N-155 (3) is a Cobalt Nickel Chromium Iron austenitic alloy having high oxidation and scaling resistance along with good high-temperature properties up to 2000°F.
RENE 41 (6) is a Nickel base alloy with exceptionally high strength at temperatures in the range of 1200 to 1800°F.
TY-CHROME 5 is a higher Nickel Chromium alloy than Ty- Chrome 1 (Ni 80%, Cr 20%) used for more severe chemical conditions and for temperatures up to 2000°F. Approximate equivalents are Nichrome V (2), Tophet A (7) and Chromel A (8).
ELGILOY (3) is a Cobalt base alloy containing high percentage of Chromium, Nickel and Iron. It has high fatigue resistance, high tensile strength and good corrosion resistance.
INCOLOY (1) alloy 800 is a Nickel Chromium alloy (Ni 32%, Cr 20.5%, Fe 46%) used mostly for heat treating baskets and fixtures for temperatures up to 1650°F. Approximate equivalents are Type 330 Stainless Steel, Chromax (2) and Alloy 502 (8).
HASTELLOY (3) A, B, C alloys can be supplied for especially severe conditions where heat or special corrosion resistance is required.
1100 ALUMINUM, PURE in woven form is used mostly where its light weight and corrosion resistance is more important than strength.

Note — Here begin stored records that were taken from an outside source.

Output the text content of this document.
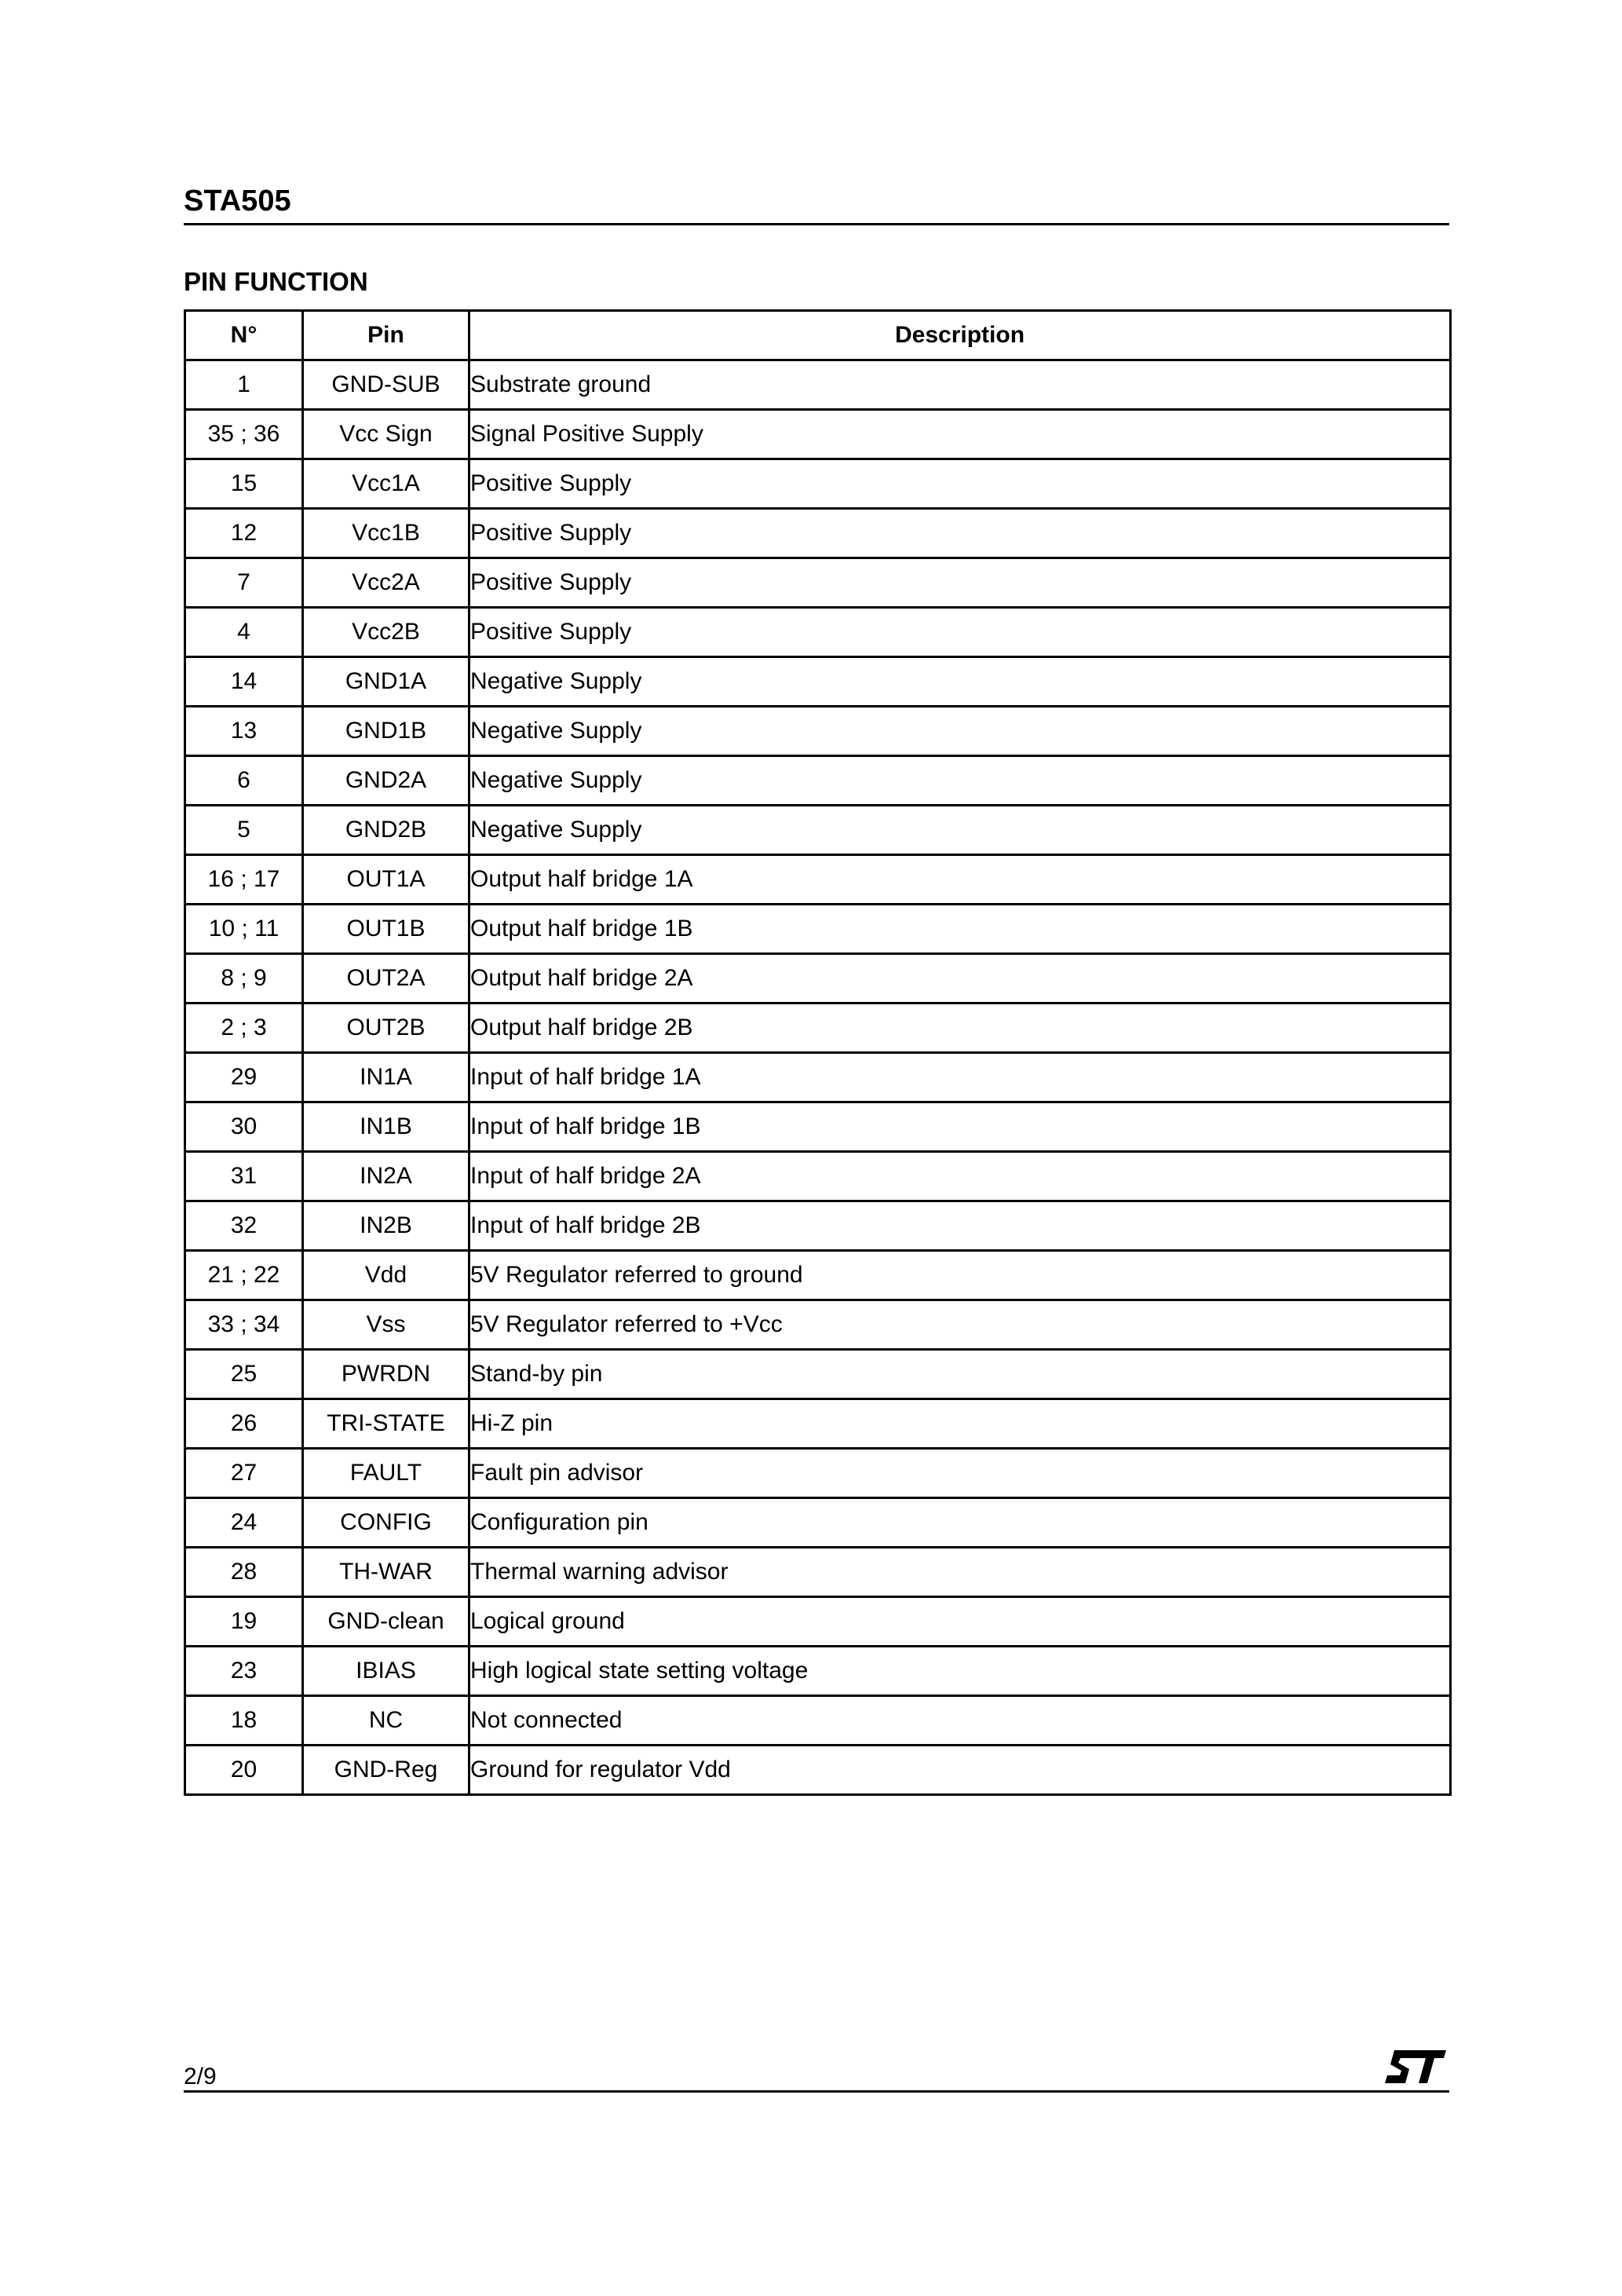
STA505
PIN FUNCTION
N°	Pin	Description
1	GND-SUB	Substrate ground
35 ; 36	Vcc Sign	Signal Positive Supply
15	Vcc1A	Positive Supply
12	Vcc1B	Positive Supply
7	Vcc2A	Positive Supply
4	Vcc2B	Positive Supply
14	GND1A	Negative Supply
13	GND1B	Negative Supply
6	GND2A	Negative Supply
5	GND2B	Negative Supply
16 ; 17	OUT1A	Output half bridge 1A
10 ; 11	OUT1B	Output half bridge 1B
8 ; 9	OUT2A	Output half bridge 2A
2 ; 3	OUT2B	Output half bridge 2B
29	IN1A	Input of half bridge 1A
30	IN1B	Input of half bridge 1B
31	IN2A	Input of half bridge 2A
32	IN2B	Input of half bridge 2B
21 ; 22	Vdd	5V Regulator referred to ground
33 ; 34	Vss	5V Regulator referred to +Vcc
25	PWRDN	Stand-by pin
26	TRI-STATE	Hi-Z pin
27	FAULT	Fault pin advisor
24	CONFIG	Configuration pin
28	TH-WAR	Thermal warning advisor
19	GND-clean	Logical ground
23	IBIAS	High logical state setting voltage
18	NC	Not connected
20	GND-Reg	Ground for regulator Vdd
2/9
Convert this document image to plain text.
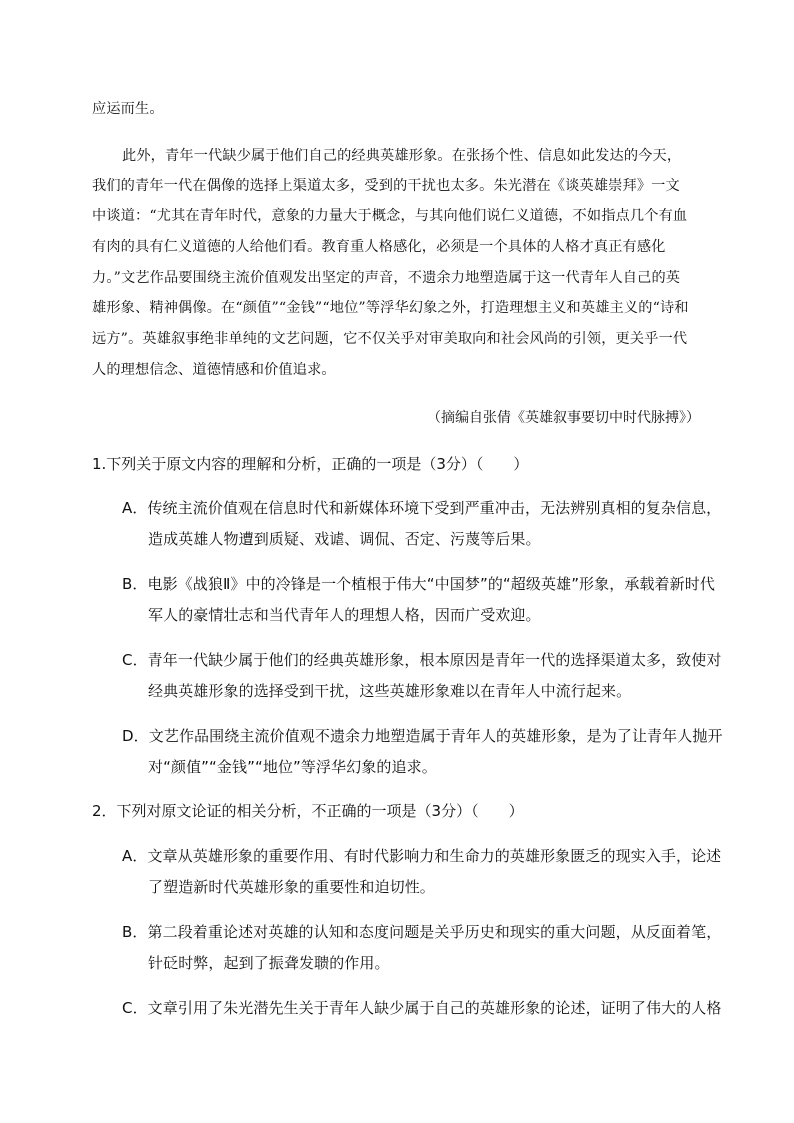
应运而生。
此外，青年一代缺少属于他们自己的经典英雄形象。在张扬个性、信息如此发达的今天，
我们的青年一代在偶像的选择上渠道太多，受到的干扰也太多。朱光潜在《谈英雄崇拜》一文
中谈道：“尤其在青年时代，意象的力量大于概念，与其向他们说仁义道德，不如指点几个有血
有肉的具有仁义道德的人给他们看。教育重人格感化，必须是一个具体的人格才真正有感化
力。”文艺作品要围绕主流价值观发出坚定的声音，不遗余力地塑造属于这一代青年人自己的英
雄形象、精神偶像。在“颜值”“金钱”“地位”等浮华幻象之外，打造理想主义和英雄主义的“诗和
远方”。英雄叙事绝非单纯的文艺问题，它不仅关乎对审美取向和社会风尚的引领，更关乎一代
人的理想信念、道德情感和价值追求。
（摘编自张倩《英雄叙事要切中时代脉搏》）
1.下列关于原文内容的理解和分析，正确的一项是（3分）（　　）
A．传统主流价值观在信息时代和新媒体环境下受到严重冲击，无法辨别真相的复杂信息，
造成英雄人物遭到质疑、戏谑、调侃、否定、污蔑等后果。
B．电影《战狼Ⅱ》中的冷锋是一个植根于伟大“中国梦”的“超级英雄”形象，承载着新时代
军人的豪情壮志和当代青年人的理想人格，因而广受欢迎。
C．青年一代缺少属于他们的经典英雄形象，根本原因是青年一代的选择渠道太多，致使对
经典英雄形象的选择受到干扰，这些英雄形象难以在青年人中流行起来。
D．文艺作品围绕主流价值观不遗余力地塑造属于青年人的英雄形象，是为了让青年人抛开
对“颜值”“金钱”“地位”等浮华幻象的追求。
2．下列对原文论证的相关分析，不正确的一项是（3分）（　　）
A．文章从英雄形象的重要作用、有时代影响力和生命力的英雄形象匮乏的现实入手，论述
了塑造新时代英雄形象的重要性和迫切性。
B．第二段着重论述对英雄的认知和态度问题是关乎历史和现实的重大问题，从反面着笔，
针砭时弊，起到了振聋发聩的作用。
C．文章引用了朱光潜先生关于青年人缺少属于自己的英雄形象的论述，证明了伟大的人格
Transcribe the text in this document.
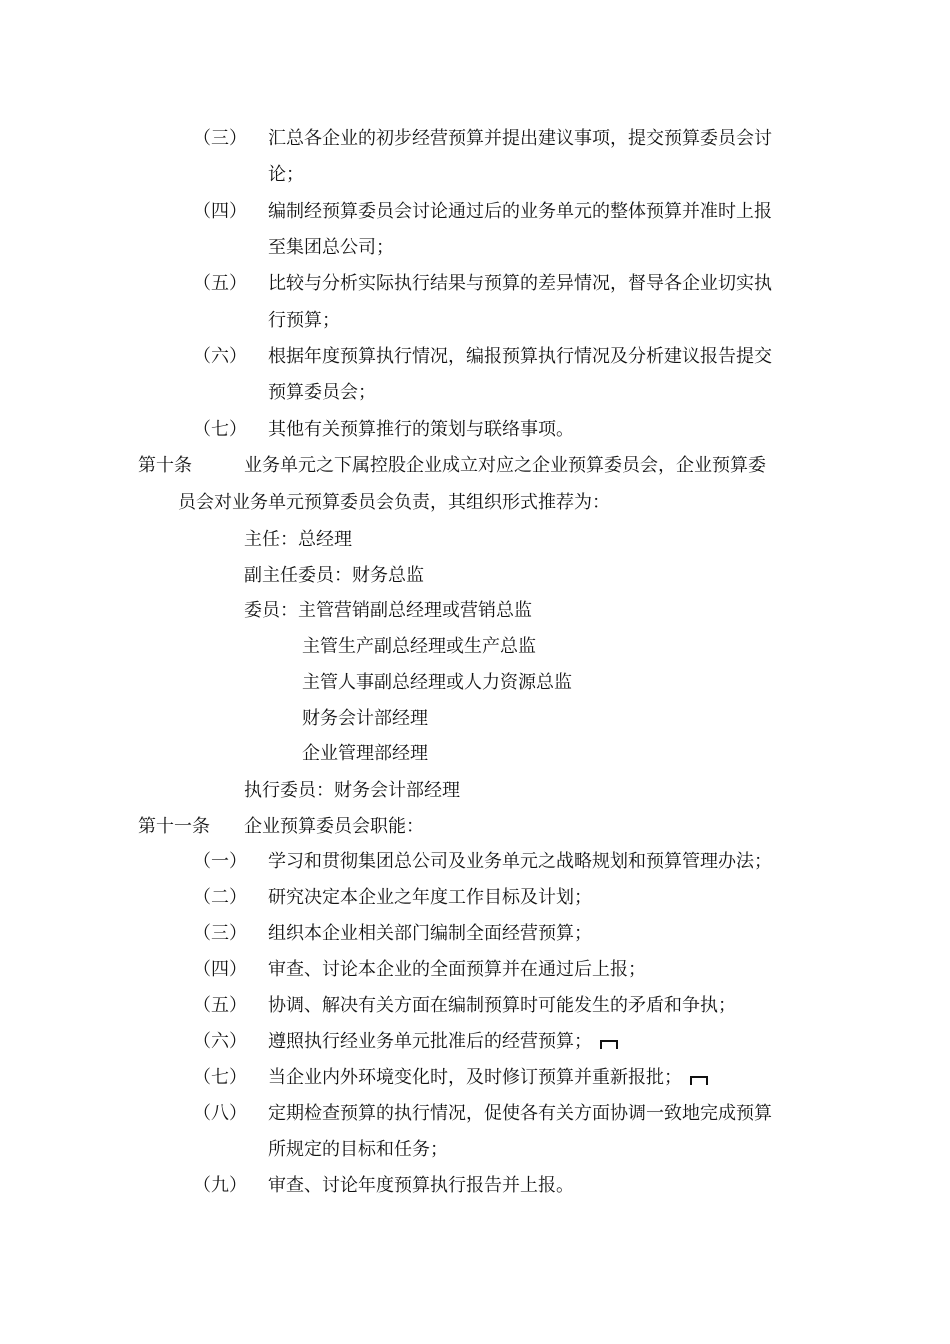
（三） 汇总各企业的初步经营预算并提出建议事项，提交预算委员会讨
论；
（四） 编制经预算委员会讨论通过后的业务单元的整体预算并准时上报
至集团总公司；
（五） 比较与分析实际执行结果与预算的差异情况，督导各企业切实执
行预算；
（六） 根据年度预算执行情况，编报预算执行情况及分析建议报告提交
预算委员会；
（七） 其他有关预算推行的策划与联络事项。
第十条	业务单元之下属控股企业成立对应之企业预算委员会，企业预算委
员会对业务单元预算委员会负责，其组织形式推荐为：
主任：总经理
副主任委员：财务总监
委员：主管营销副总经理或营销总监
主管生产副总经理或生产总监
主管人事副总经理或人力资源总监
财务会计部经理
企业管理部经理
执行委员：财务会计部经理
第十一条 企业预算委员会职能：
（一） 学习和贯彻集团总公司及业务单元之战略规划和预算管理办法；
（二） 研究决定本企业之年度工作目标及计划；
（三） 组织本企业相关部门编制全面经营预算；
（四） 审查、讨论本企业的全面预算并在通过后上报；
（五） 协调、解决有关方面在编制预算时可能发生的矛盾和争执；
（六） 遵照执行经业务单元批准后的经营预算；
（七） 当企业内外环境变化时，及时修订预算并重新报批；
（八） 定期检查预算的执行情况，促使各有关方面协调一致地完成预算
所规定的目标和任务；
（九） 审查、讨论年度预算执行报告并上报。
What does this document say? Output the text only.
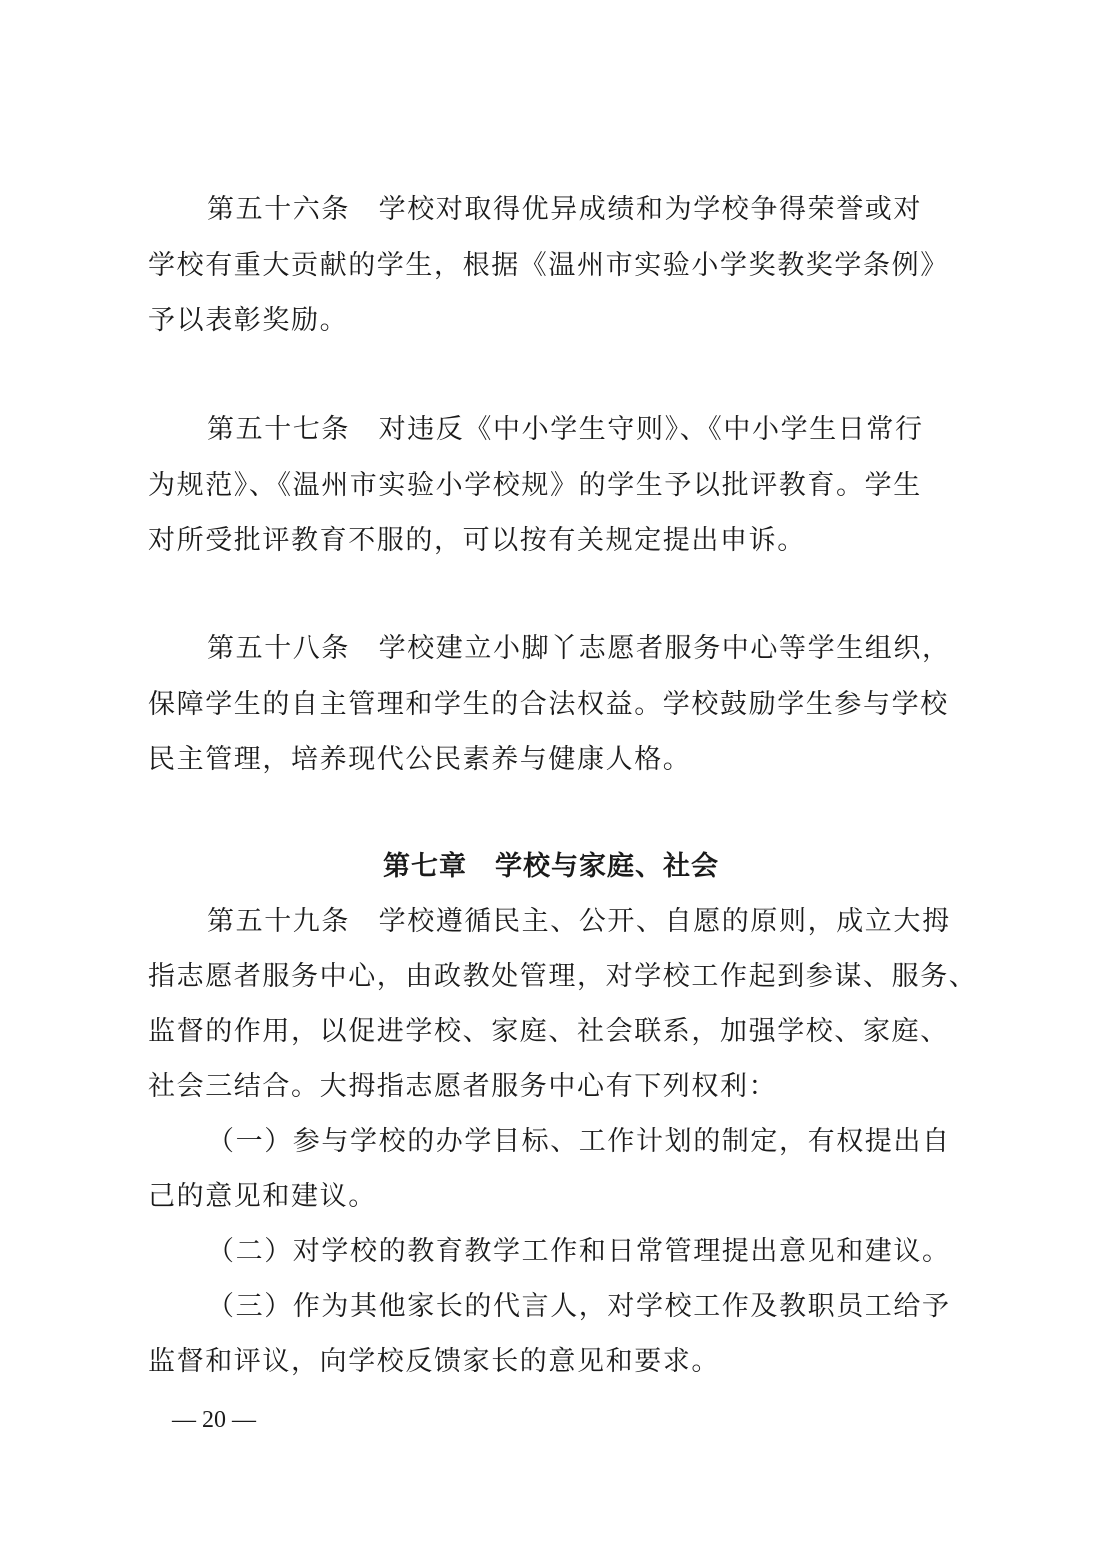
第五十六条　学校对取得优异成绩和为学校争得荣誉或对
学校有重大贡献的学生，根据《温州市实验小学奖教奖学条例》
予以表彰奖励。
第五十七条　对违反《中小学生守则》、《中小学生日常行
为规范》、《温州市实验小学校规》的学生予以批评教育。学生
对所受批评教育不服的，可以按有关规定提出申诉。
第五十八条　学校建立小脚丫志愿者服务中心等学生组织，
保障学生的自主管理和学生的合法权益。学校鼓励学生参与学校
民主管理，培养现代公民素养与健康人格。
第七章　学校与家庭、社会
第五十九条　学校遵循民主、公开、自愿的原则，成立大拇
指志愿者服务中心，由政教处管理，对学校工作起到参谋、服务、
监督的作用，以促进学校、家庭、社会联系，加强学校、家庭、
社会三结合。大拇指志愿者服务中心有下列权利：
（一）参与学校的办学目标、工作计划的制定，有权提出自
己的意见和建议。
（二）对学校的教育教学工作和日常管理提出意见和建议。
（三）作为其他家长的代言人，对学校工作及教职员工给予
监督和评议，向学校反馈家长的意见和要求。
— 20 —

ALCLAD 5056 (4) wire has a core of 5056 Aluminum encased or clad with pure Aluminum. This combination provides both strength and corrosion resistance.
5056 ALUMINUM — an Aluminum alloy containing magnesium, manganese and chromium. It is designed for greater strength and is the best Aluminum alloy for weaving wire cloth.
Rare metals can be supplied when required including Tantalum, Molybdenum, Silver, Platinum and many others.
(1) Trade Mark Reg. International Nickel Company.
(2) Trade Mark Reg. Driver Harris Co.
(3) Trade Mark Reg. Haynes Stellite Div., Union Carbide Corp.
(4) Trade Mark Reg. The Aluminum Company of America.
(5) TradeMark Reg. Elgin National Watch Co.
(6) Trade Mark Reg. General Electric Co.
(7) Trade Mark Reg. Wilbur B. Driver Co.
(8) Trade Mark Reg. Hoskins Manufacturing Co. “TY-LOY” is a registered trade mark of W.S. Tyler, Incorporated.